Inspiration
Traditional threat intelligence is a manual, highly repetitive process tethered to desktop dashboards. Security analysts need real-time, actionable intelligence wherever they are, without having to manually query multiple databases or parse massive JSON files. We were inspired to bridge the gap between enterprise-grade cybersecurity tools and mobile accessibility, creating a true "SOC in your pocket" that automates Tier-1 analyst workflows.
What it does
Autonomous SOC is a cross-platform (Web and Android) application that acts as an automated Tier-1 Security Analyst. When a user inputs a suspicious target (like an IP address or domain name), our AI agent autonomously triggers a multi-step investigation. It resolves domains, extracts structured telemetry from threat networks like AbuseIPDB, and synthesizes the data into a beautifully formatted, actionable Markdown threat report directly on the user's mobile device. It also features persistent local caching so analysts can access previous intelligence reports instantly.
How we built it
We utilized a decoupled, modern architecture:
Frontend: Built a cross-platform mobile UI using React Native and Expo Router. It is deployed simultaneously as a web app on Vercel and a standalone Android APK via EAS (Expo Application Services) Cloud Builds.
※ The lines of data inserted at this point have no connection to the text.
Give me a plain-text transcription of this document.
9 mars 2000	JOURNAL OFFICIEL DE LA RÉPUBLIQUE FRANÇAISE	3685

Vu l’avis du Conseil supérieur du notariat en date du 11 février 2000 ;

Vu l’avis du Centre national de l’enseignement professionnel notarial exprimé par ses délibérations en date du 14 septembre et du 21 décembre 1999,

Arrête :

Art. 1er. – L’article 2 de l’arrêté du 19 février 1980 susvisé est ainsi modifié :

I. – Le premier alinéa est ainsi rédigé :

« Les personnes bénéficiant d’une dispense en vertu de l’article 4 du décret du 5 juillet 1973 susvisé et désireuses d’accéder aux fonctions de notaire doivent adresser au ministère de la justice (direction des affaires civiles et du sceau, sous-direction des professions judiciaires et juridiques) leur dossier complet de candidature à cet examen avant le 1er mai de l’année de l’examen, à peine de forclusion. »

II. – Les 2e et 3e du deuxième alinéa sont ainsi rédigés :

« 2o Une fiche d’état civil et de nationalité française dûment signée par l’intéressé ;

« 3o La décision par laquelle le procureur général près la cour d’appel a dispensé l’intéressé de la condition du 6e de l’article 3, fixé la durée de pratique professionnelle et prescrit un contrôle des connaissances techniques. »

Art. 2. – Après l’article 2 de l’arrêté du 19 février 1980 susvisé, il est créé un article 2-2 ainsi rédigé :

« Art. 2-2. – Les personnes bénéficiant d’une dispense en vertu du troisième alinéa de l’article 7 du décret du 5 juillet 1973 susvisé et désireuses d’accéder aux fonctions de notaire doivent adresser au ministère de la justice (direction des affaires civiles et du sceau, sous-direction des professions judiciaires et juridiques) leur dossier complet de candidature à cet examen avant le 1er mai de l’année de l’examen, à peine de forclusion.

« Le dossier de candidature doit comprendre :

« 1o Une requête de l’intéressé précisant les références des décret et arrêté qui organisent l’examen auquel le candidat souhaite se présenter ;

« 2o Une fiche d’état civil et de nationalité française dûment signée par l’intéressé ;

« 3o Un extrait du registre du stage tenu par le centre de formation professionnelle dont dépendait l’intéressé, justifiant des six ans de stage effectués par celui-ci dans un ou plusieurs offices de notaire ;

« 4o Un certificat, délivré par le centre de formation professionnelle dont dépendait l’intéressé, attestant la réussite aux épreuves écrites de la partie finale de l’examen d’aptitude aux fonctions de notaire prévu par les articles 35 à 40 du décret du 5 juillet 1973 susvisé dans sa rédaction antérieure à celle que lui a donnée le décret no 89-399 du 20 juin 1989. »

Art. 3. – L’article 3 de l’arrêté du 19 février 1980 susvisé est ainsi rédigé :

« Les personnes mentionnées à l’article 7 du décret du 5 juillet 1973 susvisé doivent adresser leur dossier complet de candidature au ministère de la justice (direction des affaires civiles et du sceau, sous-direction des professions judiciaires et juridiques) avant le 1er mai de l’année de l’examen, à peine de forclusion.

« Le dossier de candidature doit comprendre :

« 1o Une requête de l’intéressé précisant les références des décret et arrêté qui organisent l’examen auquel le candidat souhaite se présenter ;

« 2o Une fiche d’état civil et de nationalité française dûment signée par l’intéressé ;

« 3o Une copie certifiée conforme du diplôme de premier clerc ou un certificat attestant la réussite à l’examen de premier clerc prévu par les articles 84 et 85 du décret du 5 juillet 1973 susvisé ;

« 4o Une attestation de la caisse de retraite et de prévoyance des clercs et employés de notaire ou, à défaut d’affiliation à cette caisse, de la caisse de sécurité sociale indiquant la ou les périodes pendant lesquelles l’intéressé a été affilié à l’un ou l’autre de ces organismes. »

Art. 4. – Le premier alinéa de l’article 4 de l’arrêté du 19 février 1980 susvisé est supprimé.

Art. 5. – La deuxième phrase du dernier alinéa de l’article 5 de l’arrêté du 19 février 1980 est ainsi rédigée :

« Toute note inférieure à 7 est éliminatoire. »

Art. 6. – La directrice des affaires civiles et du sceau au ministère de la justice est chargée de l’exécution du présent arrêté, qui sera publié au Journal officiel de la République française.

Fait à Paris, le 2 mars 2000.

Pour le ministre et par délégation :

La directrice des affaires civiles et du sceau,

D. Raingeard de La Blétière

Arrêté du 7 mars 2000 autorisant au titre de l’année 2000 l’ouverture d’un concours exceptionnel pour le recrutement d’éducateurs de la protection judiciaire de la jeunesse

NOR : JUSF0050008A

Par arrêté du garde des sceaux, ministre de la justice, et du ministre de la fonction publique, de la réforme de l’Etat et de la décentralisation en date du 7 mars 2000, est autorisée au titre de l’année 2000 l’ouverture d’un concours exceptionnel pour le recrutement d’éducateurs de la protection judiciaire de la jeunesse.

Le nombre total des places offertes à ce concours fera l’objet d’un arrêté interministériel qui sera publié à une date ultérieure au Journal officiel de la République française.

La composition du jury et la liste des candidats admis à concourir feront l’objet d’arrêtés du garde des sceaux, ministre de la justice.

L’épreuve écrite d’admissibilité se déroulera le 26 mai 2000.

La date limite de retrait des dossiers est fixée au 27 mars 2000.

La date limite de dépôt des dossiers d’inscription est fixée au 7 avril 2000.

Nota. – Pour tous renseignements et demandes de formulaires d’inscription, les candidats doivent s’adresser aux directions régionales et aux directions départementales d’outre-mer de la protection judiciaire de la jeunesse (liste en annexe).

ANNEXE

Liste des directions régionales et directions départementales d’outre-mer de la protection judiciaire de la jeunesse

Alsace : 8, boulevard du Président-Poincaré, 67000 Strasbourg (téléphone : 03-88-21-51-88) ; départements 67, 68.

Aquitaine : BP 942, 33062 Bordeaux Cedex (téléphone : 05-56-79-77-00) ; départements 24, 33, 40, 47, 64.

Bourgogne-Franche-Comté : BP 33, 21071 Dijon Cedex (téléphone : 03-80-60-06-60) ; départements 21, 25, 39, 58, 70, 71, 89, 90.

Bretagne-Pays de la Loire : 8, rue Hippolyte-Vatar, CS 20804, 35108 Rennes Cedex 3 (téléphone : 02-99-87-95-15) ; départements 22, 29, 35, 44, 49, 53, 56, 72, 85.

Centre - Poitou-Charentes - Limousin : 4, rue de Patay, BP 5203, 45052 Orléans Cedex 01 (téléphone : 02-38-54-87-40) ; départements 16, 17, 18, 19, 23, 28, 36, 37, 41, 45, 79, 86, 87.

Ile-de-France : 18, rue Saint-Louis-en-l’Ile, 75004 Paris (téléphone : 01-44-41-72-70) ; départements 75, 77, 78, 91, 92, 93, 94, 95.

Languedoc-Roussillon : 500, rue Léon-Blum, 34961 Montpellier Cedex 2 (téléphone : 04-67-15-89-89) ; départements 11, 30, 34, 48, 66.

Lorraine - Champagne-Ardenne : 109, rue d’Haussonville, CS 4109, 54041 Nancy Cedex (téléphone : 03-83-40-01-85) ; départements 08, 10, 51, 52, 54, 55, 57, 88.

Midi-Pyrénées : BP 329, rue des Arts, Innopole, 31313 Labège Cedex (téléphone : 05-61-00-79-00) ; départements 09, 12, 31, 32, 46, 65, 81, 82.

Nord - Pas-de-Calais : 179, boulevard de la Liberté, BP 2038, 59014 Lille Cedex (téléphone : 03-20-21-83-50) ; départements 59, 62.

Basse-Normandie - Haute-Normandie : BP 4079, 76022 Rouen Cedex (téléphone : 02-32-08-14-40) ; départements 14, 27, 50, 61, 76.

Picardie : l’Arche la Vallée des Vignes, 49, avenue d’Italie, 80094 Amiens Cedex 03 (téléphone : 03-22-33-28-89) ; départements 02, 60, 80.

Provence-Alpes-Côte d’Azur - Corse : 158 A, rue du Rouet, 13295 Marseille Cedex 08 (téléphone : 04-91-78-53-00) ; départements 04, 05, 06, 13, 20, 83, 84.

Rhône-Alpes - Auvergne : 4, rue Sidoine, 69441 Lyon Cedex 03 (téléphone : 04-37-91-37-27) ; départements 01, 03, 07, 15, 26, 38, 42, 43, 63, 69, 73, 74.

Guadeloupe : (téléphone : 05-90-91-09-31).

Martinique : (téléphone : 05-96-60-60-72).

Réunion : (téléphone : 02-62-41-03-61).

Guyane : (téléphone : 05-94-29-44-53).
Backend Engine: A Python FastAPI server hosting a LangGraph state machine. We used Gemini 1.5 Flash as the core reasoning engine to drive the agentic workflow.
Data Layer (Coral): Instead of writing fragile Python API wrappers or cluttering the LLM's context window with massive JSON payloads, we used WithCoral to expose our security tools as virtual SQL databases. Our agent issues standard SQL queries to Coral, which handles the API execution "below deck" and returns clean, tabular database rows directly back to our workflow.
Challenges we ran into
Integrating WithCoral required us to fundamentally rethink how our agent fetches data, moving from standard API wrappers to a structured SQL-based data layer. On the frontend, bridging the gap between local development and production was an intense challenge. We faced strict React Native dependency conflicts (such as missing punycode modules) during the bundling phase. Figuring out how to bypass the forgiving Expo Go sandbox to compile a strict, standalone Android APK using EAS CI/CD pipelines pushed us to our technical limits.
Accomplishments that we're proud of
We are incredibly proud of successfully deploying a true cross-platform application that runs identically on a Vercel web URL and natively on an Android device. Architecturally, successfully utilizing WithCoral to abstract our threat APIs into SQL tables was a massive win. It drastically reduced the token payload sent to our LLM, minimized latency, and entirely eliminated AI hallucinations during the security triage phase.
What we learned
We learned how to build and debug resilient CI/CD pipelines for mobile apps using Expo EAS and Vercel build overrides. More importantly, we learned the profound difference between writing a rigid Python script and building an autonomous AI agent, alongside the critical importance of abstracting data layers (via Coral) to protect an LLM's token budget and reasoning accuracy.
What's next for Autonomous SOC
We plan to expand our Coral virtual schemas to include more threat intelligence endpoints, such as VirusTotal and Shodan, allowing the agent to cross-reference multiple databases in a single SQL query. On the frontend, we want to implement background push notifications for real-time zero-day vulnerability alerts and add native biometric authentication (FaceID/Fingerprint) to secure the analyst's local threat history logs.